Estaleiros no Brasil: Enseada do Paraguaçu, na Bahia, recebeu investimentos de R$ 2,6 bilhões e teve de virar porto - Foto: Novonor-Odebrecht (Banco de imagem)

Nessa 4ª e última reportagem da série, saiba por que a premissa de que parceiros asiáticos fariam transferência de tecnologia para os estaleiros no Brasil foi equivocada

Por Fernando Italo

“Os estaleiros no Brasil devem ter um portfólio com as embarcações que produzem e esses projetos de engenharia precisam ser feitos no Brasil”, afirma o doutor em Naval Architecture and Ocean Engineering pela Universidade de Tóquio, Marcos Pereira.

Esse diagnóstico leva a outro problema com que a indústria naval brasileira se depara: são raros os projetos de embarcações desenvolvidos no Brasil. Para superar esse gargalo, seria necessário um esforço que vai muito além da garantia de demanda firme por parte do governo.

“A China fez, na década passada, investimentos de US$ 1 bilhão de dólares por ano no desenvolvimento de know-how de engenharia de construção naval”, frisa. “Japão, Coreia do Sul e China possuem juntos mais de duas mil instituições de ensino e pesquisa trabalhando nas áreas de engenharia, tecnologia e know-how próprio para sua indústria naval”, contabiliza Marcos Pereira.

“Para se ter uma ideia, os dois maiores estaleiros sul-coreanos possuem juntos mais engenheiros, pesquisadores e recursos investidos em engenharia, pesquisa e inovação que a soma da indústria naval do Brasil e toda a América Latina”, compara.

Nesse aspecto, ele detecta um dos principais equívocos das políticas de retomada executadas nas últimas duas décadas: a premissa de que o incentivo à associação entre estaleiros brasileiros e asiáticos implicaria automaticamente em transferência de tecnologia.

“A experiência mostrou o contrário. Os parceiros internacionais, detentores dos projetos de embarcações e know how, criaram todas as dificuldades possíveis para essa transferência, a fim de não fomentar a concorrência do Brasil com seus países”, aponta.

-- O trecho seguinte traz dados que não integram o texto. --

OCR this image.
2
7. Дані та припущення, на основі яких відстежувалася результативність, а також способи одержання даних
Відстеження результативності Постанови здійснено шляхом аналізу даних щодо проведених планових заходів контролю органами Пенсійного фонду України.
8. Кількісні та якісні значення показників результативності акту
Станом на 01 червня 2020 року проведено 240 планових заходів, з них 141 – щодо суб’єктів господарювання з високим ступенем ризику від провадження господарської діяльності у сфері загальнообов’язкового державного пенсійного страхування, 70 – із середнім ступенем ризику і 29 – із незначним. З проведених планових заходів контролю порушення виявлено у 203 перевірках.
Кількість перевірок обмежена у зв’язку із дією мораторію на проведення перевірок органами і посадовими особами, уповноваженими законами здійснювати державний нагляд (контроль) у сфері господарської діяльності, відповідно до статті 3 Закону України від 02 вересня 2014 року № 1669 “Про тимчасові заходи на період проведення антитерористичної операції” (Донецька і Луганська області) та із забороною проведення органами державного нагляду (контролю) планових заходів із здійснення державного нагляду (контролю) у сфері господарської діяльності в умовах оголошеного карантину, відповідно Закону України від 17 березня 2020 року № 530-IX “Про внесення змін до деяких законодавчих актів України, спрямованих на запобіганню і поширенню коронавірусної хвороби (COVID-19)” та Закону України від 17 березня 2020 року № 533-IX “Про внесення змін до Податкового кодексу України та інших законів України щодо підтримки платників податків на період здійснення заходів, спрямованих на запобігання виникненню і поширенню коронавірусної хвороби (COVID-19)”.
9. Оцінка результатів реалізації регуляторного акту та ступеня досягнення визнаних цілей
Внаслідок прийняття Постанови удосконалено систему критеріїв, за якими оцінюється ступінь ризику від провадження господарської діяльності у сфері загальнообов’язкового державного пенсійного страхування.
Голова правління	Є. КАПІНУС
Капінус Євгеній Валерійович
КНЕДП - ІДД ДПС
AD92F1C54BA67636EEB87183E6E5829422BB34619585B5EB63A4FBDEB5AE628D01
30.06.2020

“Portanto, novas encomendas do PAC ajudam de forma pontual a tirar os estaleiros nacionais da estagnação, mas nada disto será sustentável se os fabricantes daqui não investirem em independência técnica, não desenvolvermos nossos projetos nacionais, com engenharia brasileira, com equipe de engenheiros e técnicos brasileiros, com olhar e decisões que permeiem a indústria de base e de equipamentos brasileira”, conclui.

Estaleiros no Brasil só se viabilizam com redução do conteúdo nacional

“Se houver nova tentativa para retomada da indústria naval tem que ser com redução de conteúdo nacional nos projetos para dar competitividade internacional”, defende o economista com mestrado em Planejamento Global e Política Econômica e doutorado em Ciências Sociais Armando Avena.

Ex-secretário de Planejamento da Bahia (2003/2006), Armando Avena também critica o modelo de financiamento dessa política adotado em governos anteriores. “Espero que isso não se repita. Não pode ser uma política financiada com juros subsidiados, nem com o BNDES entrando com o grosso do capital. O governo pode até entrar no negócio, mas como acionista”, sustenta.

Para ele, um novo programa de retomada só tem chances de dar certo se esses e outros erros do passado forem corrigidos. Como exemplo triste a não ser seguido, o especialista cita o que aconteceu com o Estaleiro Enseada do Paraguaçu (Recôncavo Baiano).

“Esse estaleiro tem 1,6 milhão de metros quadrados e está ocioso. Vem sendo utilizado como porto de minérios, quando poderia estar produzindo e empregando milhares de pessoas”, defende.

A planta, que tem como acionistas a Novonor (antiga Odebrecht) e OAS, recebeu investimentos estimados em R$ 2,6 bilhões, entrou em operação em 2014, chegou a ter sete mil trabalhadores e teve como encomendas iniciais a produção de seis navios-sonda para a Petrobras. Os contratos foram cancelados pela petroleira devido à crise financeira que passava e ao redemoinho da Lava-Jato.